Так что, когда всё закончилось, поехали мы домой, как с похорон.
Филинов из собрания вышел мрачнее тучи, бумажки свои в руках комкает. Жена его молча за ним семенит, слово сказать боится.
Вышли на крыльцо, смотрю — среди карет машина стоит, антикварная. Ух ты, думаю — это какая же из двух? Та, в которой полицмейстер ездит, или той прекрасной эльфийки?
Но конечно, это полицмейстер оказался. Мы в карету садимся, а они вышли — сам полицмейстер Иван Витальевич и его зам.
Шофёр — тот, мордатый с усами — за руль усаживается, а начальники между собой что-то говорят.

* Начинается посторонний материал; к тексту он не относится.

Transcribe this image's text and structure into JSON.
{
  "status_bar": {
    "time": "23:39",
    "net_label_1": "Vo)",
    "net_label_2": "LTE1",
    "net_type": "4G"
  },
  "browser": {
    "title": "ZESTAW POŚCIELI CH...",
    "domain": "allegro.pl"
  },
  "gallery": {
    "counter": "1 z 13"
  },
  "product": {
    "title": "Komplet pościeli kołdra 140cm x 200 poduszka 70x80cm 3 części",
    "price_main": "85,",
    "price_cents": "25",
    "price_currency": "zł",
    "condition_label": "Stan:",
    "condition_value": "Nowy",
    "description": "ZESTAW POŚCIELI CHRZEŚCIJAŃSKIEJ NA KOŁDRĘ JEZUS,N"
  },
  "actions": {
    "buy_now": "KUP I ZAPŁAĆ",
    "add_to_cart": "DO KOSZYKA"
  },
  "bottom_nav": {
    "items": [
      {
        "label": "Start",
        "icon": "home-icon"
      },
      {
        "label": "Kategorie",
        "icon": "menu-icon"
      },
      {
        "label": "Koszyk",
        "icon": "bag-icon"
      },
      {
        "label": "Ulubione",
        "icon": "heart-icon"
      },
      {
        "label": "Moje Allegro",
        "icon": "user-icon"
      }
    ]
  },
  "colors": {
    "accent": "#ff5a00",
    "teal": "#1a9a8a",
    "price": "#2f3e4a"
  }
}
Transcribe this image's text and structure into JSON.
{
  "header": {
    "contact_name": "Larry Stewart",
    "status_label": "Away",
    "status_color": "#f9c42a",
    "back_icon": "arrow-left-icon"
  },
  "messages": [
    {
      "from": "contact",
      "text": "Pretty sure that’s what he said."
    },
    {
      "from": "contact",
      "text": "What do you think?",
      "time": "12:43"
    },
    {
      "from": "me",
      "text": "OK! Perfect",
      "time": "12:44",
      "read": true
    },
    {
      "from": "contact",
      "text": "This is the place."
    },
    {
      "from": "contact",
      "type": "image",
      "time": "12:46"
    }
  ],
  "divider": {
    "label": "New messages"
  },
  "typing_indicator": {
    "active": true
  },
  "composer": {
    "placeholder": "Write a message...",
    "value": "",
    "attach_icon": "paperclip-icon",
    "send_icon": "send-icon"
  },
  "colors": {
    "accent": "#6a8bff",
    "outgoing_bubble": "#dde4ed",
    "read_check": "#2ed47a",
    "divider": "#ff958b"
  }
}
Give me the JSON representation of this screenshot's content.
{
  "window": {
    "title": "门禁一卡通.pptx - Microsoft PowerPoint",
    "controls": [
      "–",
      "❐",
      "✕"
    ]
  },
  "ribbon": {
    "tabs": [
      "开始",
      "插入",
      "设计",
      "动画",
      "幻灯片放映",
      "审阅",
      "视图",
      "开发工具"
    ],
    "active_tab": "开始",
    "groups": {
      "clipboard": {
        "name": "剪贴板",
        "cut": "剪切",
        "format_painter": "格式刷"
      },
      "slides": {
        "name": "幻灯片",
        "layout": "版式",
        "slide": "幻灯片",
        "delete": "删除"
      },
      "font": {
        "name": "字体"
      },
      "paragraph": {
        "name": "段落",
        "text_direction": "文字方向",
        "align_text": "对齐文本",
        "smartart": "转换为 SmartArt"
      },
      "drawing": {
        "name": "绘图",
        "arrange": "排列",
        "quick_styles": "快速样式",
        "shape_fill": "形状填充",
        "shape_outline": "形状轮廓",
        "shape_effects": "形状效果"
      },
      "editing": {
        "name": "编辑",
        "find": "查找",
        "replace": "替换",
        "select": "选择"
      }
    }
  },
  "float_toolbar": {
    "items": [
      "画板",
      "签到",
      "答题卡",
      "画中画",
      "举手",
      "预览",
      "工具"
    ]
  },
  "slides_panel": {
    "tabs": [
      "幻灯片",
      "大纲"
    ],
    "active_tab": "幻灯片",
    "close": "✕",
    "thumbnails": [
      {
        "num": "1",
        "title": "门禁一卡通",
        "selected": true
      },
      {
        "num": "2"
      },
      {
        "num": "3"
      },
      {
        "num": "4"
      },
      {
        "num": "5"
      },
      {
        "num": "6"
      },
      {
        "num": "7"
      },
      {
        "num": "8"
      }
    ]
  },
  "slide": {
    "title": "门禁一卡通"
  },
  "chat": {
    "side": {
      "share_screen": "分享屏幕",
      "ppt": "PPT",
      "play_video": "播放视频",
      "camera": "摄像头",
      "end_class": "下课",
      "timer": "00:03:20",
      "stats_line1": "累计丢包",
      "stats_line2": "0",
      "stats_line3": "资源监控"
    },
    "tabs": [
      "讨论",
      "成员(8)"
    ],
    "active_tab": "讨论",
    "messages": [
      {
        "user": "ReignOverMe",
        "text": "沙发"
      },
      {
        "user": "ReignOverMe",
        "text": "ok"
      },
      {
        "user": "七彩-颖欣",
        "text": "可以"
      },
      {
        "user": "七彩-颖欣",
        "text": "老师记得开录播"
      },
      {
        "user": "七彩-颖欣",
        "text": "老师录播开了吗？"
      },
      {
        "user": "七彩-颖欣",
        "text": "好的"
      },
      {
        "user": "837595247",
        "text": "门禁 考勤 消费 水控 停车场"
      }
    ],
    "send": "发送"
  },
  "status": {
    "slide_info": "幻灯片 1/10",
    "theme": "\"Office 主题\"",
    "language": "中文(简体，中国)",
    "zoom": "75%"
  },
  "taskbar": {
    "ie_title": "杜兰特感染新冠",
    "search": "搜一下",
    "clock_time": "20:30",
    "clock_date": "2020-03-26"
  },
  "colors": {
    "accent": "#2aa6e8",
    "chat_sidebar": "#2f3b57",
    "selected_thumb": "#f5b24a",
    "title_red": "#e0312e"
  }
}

За ними ещё пара служак тянутся — мой знакомый Бургачёв, тоже весь при параде, и один полицейский в штатском. Вроде я его где-то уже видел…
Пригляделся я, и чуть не ахнул. Это же мой знакомый гоблин! Тот, что одевается как человек.
Как я его раньше не узнал, сам не понимаю. Я же его видел давно, ещё в первый раз, на поляне. Тогда я как пришибленный был, не запомнил его. И потом, в магазине ювелирном, ведь это он был. Под руку с красивой гоблинкой, что на медика учится. Вот блин! Он это. И это он только что под дверью с амулетом стоял, пока мы с Викентием Васильевичем секретные дела обсуждали. Много ли гоблинов в полиции? Да один и есть, на все руки мастер. Пожилой, опытный, доверенный человек… то есть гоб.
Пошёл я за Филиновыми, машинально ноги переставляю, а сам мысли разные в голове кручу. Но Матвей мою задумчивость сразу пресёк — ткнул в ребро, мол, чего ворон ловишь, морда?
Залезли мы в карету, кучер вороных подбодрил, покатили домой.
Босс сидит, отвернулся от всех, в окошко смотрит. Хозяйка тоже не весёлая, но себя в руках держит. Она вообще дама с характером, и что у неё на уме, понять нельзя.
Так что, пока ехали, за всю дорогу никто ни слова не сказал.
Домой приехали — так же молча.
Филинов по лестнице поднимается к себе, по перилам ладонью постукивает со злостью. Ох, думаю, сейчас начнётся. И точно.
Поднялись немного наверх, слышу, он к жене цепляться стал. Начал с ерунды, а потом пошло-поехало.
Слышу, говорит: "Что это вы, супруга моя дражайшая, на благотворительность нынче столько денег положили? Или не знаете, как я, супруг ваш, за каждую копейку убиваюсь на производстве?"
Она что-то ответила, не слышно. Он ей: "Знаю, что за дела у вас! Кому это надо… финтифлюшки ваши!"
Она опять — бу-бу-бу, не разобрать. Он — ехидно так: "Да, деньги ваши. Вашего братца покойного денежки. Ваш братец наследство батюшкино прокутил на скачках да на бабах! Если бы я вовремя братцу вашему, мир его праху, по рукам не дал, где бы сейчас наследственные денежки оказались? А? На дне бутылки!"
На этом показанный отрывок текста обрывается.